第37話 凄いんだな

 ガルヴィナ。当初の目的地だったウィルポートと比べると街自体は小さいのだが、王国の片田舎に住んでいたファジルでもその名を知っているぐらいに、王国内でも有数な街の一つだった。


 街は通りを行き交う人で溢れていて、ファジルが興味深そうにそれを見ているのに気がついたのだろう。エクセラが口を開いた。


「そういえばファジルは故郷のグイザールから出たことがあまりないから、こんなに大きな街は初めてだものね」


 その言葉にファジルは無言で頷いた。


「エクセラはファジルとは違うんですかー?」


 カリンの問いかけにエクセラは軽く胸を張った。その動作で人並み以上の胸が大きく揺れる。


「私は王都で魔法を学んでいたからね」


「ほえー? 王都で魔法ですかー。何だか分からないけど、凄いのですー」


 カリンがよく分からないままながらも、素直に賞賛している。


「ふふん」


 その賞賛が嬉しいのかエクセラが盛大に鼻から息を吐き出したようだった。そんな様子のエクセラを見ながら、何だかよく分かってもいないような賞賛にも嬉しそうにする。単純と言ってしまえば確かにそうなのだが、それがエクセラの素直でよいところでもあるのだとファジルは思っている。


 もっとも、暴力的なところだけは何とかしてもらいたいところなのだったが。


「王都で魔法を学んだってことは王立の魔法学院か?」


 ガイも興味深そうに訊いている。


「そうよ。そこの主席だったんだからね」


 更にエクセラの鼻息が強まったような気がした。


「ほう。そいつは凄いな。王立学院の主席といえば、当代の勇者に同行できるぐらいの実力だぞ」


 ガイの言葉にエクセラは顔の前で片手を左右に往復させた。


「そんな真似はしないわよ。大体、今の勇者には私の先輩が同行しているしね」


「あのマリナとかいった魔導士か?」


「そうよ。嫌な奴だけど、魔導士としての実力は私といい勝負よ」


 ガイの言葉にエクセラが頷く。だが、自分より上だと認めるつもりはないようだった。でも、当代に勇者に同行している魔導士なのだ。彼女が現時点では王国随一の魔道士と言ってよいのかもしれなかった。


 ファジルはそう思いながらエクセラの顔を見る。王立の魔法学院を主席で卒業。そして、勇者に同行している魔導士に比肩する実力。

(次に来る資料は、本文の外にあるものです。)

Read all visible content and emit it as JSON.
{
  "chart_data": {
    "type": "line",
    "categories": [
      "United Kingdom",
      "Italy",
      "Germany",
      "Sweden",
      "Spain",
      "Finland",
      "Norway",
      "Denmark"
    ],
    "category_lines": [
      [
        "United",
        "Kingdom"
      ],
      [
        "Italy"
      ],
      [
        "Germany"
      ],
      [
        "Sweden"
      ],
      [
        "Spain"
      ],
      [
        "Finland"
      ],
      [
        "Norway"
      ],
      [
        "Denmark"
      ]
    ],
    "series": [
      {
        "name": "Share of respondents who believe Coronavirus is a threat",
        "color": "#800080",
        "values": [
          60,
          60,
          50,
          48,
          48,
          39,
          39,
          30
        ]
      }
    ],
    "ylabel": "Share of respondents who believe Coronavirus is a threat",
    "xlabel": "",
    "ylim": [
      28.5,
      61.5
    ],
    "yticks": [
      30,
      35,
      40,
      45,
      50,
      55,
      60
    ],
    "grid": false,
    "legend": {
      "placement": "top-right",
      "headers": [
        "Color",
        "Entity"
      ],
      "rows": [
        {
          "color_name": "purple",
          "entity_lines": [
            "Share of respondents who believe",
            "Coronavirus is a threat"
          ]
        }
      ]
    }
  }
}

 深く考えたことはなかったが、どうやらエクセラは凄い人物なようだった。単に暴力的な幼馴染みではないようだ。ここは認識を大いに改める必要があるのかもしれなかった。


「どうしたの、ファジル? 変な顔をして」


 エクセラが不思議そうな顔を自分に向けている。変な顔は失礼だろうとファジルは頭の片隅で思う。


「い、いや、エクセラって凄いんだなって思って」


 ファジルの言葉にエクセラの顔が僅かに上気したようだった。ここでエクセラが何で顔を赤らめるのかファジルには分からなかった。


「そ、そうよ。私は凄いんだから」


 エクセラもよく分からないことを言っている。


「だが、実際に凄いと思うぜ。勇者一行にいてもおかしくない魔導士なんた。そんな魔導士が何で、なんちゃって勇者と一緒にいるんだ?」


「何だよ、何ちゃってって。俺は勇者になりたいだけだと言ってるだろう」


 ファジルの不平にガイは取り合うつもりはないようで、更に言葉を続けた。


「エクセラぐらいの実力なら、王国に勤めることだってできただろうに」


「ふふん」


 鼻息を再び荒げて更にエクセラの胸が反ったようだった。


「本当はそのつもりだったんだけどね。そこの幼馴染みが心配だったから」


「ほう……」


 ガイは更に興味深そうな目でエクセラを見る。


「ファジルのことなら、もうぼくがいるから大丈夫なんですよー。エクセラはお化けおっぱいの立派なお役人になるといいんですよー」


 余計なことを言ったカリンがエクセラに頭を再び叩かれている。


 そんな会話をしていると、そこそこ立派な見栄えがする宿屋が視界に入った。